1. Tools for Reflection
I like the BuJo because it isn’t really focused on being a Planner or ToDo List (although a lot of people see use it that way). It really is meant to be a tool for reflection (I used that very word 4 years ago). I think I’d just come off reading the Autobiography of Ben Franklin and he journals that way…beginning each day with his goal “to do something good in the world” and ending each day assessing his progress or failures.
A lot of people (not me so much) spend time drawing up fancy spreads in their journals. There’s no real point to doing this if you are just replicating a printed calendar. But for those people who draw in sort of a meditative way, or to help them reflect, relax, and unwind, I think it’s a wonderful way to process and make sense of the day.
2. Differentiating Between Identifying Tasks and Scheduling Them
I’ve never been very good at keeping a To Do list because what I write down and what I end up doing don’t mesh. Then I feel guilty and quite quickly stop writing down things. (Usually disaster ensues.)

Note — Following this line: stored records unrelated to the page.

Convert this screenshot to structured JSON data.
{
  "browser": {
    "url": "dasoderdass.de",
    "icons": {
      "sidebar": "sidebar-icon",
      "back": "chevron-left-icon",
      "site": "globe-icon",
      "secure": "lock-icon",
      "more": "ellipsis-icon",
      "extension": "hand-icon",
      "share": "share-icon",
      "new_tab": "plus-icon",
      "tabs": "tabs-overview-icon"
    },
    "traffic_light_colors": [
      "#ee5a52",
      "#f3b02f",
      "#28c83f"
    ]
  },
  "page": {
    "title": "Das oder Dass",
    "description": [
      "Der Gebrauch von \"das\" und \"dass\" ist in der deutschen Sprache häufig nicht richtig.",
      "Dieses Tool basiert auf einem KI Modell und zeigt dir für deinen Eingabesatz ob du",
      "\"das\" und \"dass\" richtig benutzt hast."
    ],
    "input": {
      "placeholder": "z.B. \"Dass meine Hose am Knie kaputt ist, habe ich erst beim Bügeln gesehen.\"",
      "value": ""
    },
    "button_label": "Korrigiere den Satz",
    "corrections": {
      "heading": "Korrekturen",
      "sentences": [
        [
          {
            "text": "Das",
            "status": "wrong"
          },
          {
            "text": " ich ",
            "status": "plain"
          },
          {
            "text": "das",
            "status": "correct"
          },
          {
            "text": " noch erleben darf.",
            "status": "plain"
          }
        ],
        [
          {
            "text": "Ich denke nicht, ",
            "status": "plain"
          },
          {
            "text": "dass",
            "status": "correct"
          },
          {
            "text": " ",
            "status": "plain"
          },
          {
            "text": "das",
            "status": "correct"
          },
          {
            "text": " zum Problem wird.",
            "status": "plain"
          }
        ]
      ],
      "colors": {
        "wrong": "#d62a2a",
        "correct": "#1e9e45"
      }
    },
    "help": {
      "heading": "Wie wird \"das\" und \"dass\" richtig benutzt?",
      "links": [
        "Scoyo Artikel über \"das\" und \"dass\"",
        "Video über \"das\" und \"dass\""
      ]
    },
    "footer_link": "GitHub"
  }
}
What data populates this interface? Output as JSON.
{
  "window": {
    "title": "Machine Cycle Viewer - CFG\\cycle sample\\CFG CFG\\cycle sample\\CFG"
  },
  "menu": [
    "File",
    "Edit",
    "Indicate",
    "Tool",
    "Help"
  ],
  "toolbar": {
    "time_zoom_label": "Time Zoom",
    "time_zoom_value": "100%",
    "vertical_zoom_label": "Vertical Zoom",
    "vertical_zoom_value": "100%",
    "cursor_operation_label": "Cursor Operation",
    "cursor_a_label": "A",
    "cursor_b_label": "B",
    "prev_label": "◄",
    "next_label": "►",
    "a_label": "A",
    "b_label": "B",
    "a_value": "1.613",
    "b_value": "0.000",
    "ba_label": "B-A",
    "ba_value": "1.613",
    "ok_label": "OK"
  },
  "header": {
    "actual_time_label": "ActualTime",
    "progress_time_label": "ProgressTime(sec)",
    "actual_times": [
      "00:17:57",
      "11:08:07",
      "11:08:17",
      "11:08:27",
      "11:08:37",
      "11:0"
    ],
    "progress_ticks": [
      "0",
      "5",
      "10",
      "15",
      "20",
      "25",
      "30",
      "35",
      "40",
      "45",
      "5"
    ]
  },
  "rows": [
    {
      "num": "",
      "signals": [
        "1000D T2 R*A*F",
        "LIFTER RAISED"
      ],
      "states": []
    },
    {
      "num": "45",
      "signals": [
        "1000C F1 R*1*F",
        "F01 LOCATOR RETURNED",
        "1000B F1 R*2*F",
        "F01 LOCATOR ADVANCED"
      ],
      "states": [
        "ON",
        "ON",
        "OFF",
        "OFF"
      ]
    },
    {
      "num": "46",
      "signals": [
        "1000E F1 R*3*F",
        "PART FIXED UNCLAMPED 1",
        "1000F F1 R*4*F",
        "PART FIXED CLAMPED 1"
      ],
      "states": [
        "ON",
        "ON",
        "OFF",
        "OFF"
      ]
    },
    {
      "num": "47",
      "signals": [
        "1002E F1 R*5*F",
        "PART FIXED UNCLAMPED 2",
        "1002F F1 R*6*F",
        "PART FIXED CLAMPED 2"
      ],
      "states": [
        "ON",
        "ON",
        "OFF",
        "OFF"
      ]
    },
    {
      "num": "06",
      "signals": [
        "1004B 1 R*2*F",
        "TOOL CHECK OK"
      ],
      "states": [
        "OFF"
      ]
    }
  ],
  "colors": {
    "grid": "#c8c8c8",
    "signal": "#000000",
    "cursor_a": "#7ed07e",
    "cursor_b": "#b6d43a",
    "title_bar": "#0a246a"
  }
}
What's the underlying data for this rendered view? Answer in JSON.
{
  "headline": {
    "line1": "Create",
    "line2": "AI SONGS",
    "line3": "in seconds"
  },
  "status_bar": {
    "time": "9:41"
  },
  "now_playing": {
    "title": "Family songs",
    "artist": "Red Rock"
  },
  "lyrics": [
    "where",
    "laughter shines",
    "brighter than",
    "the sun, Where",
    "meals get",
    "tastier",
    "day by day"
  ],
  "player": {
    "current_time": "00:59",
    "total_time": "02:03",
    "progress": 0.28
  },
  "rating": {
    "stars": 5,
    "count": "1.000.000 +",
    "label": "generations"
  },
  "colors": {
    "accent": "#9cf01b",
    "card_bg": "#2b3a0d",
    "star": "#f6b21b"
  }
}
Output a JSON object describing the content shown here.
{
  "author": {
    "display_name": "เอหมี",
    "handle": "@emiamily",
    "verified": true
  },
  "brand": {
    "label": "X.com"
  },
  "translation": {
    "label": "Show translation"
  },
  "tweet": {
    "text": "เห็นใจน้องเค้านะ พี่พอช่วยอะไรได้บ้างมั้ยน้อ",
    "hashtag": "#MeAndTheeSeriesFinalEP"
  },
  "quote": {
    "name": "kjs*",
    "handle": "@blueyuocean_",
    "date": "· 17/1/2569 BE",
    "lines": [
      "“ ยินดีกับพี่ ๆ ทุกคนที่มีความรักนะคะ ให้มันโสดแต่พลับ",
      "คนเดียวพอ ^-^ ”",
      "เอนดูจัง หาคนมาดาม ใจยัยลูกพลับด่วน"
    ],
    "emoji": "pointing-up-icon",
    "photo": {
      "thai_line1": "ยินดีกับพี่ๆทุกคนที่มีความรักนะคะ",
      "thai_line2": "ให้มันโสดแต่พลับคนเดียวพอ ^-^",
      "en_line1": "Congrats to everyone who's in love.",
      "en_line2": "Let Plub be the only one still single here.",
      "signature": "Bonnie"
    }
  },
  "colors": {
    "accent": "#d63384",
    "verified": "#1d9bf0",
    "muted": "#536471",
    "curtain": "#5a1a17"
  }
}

What I finally realized in about Jan 2017 was that I needed to differentiate between identifying tasks (as well as writing down ideas that hadn’t really coalesced into a goal or a plan yet) and scheduling them.
Except for appointments, I don’t usually schedule more than a couple of days ahead. I just look at my list and ask myself, what do I want to focus on tomorrow.
The format that works best for me is called the “Alastair Method” popularized by Alistair Johnston.
3. Setting Priorities
Another way I find using a BuJo valuable is in identifying what I really want to work on and assessing where I’m actually spending my time. I’m getting better at asking myself “Is what I’m doing right now (such as scrolling through my Twitter feed) actually working on any of the projects that I want to work on?”
About a month ago I wrote a 1990’s style “mission statement”…and in doing so, I’m much more able to assess what I’m doing against my personal yardstick.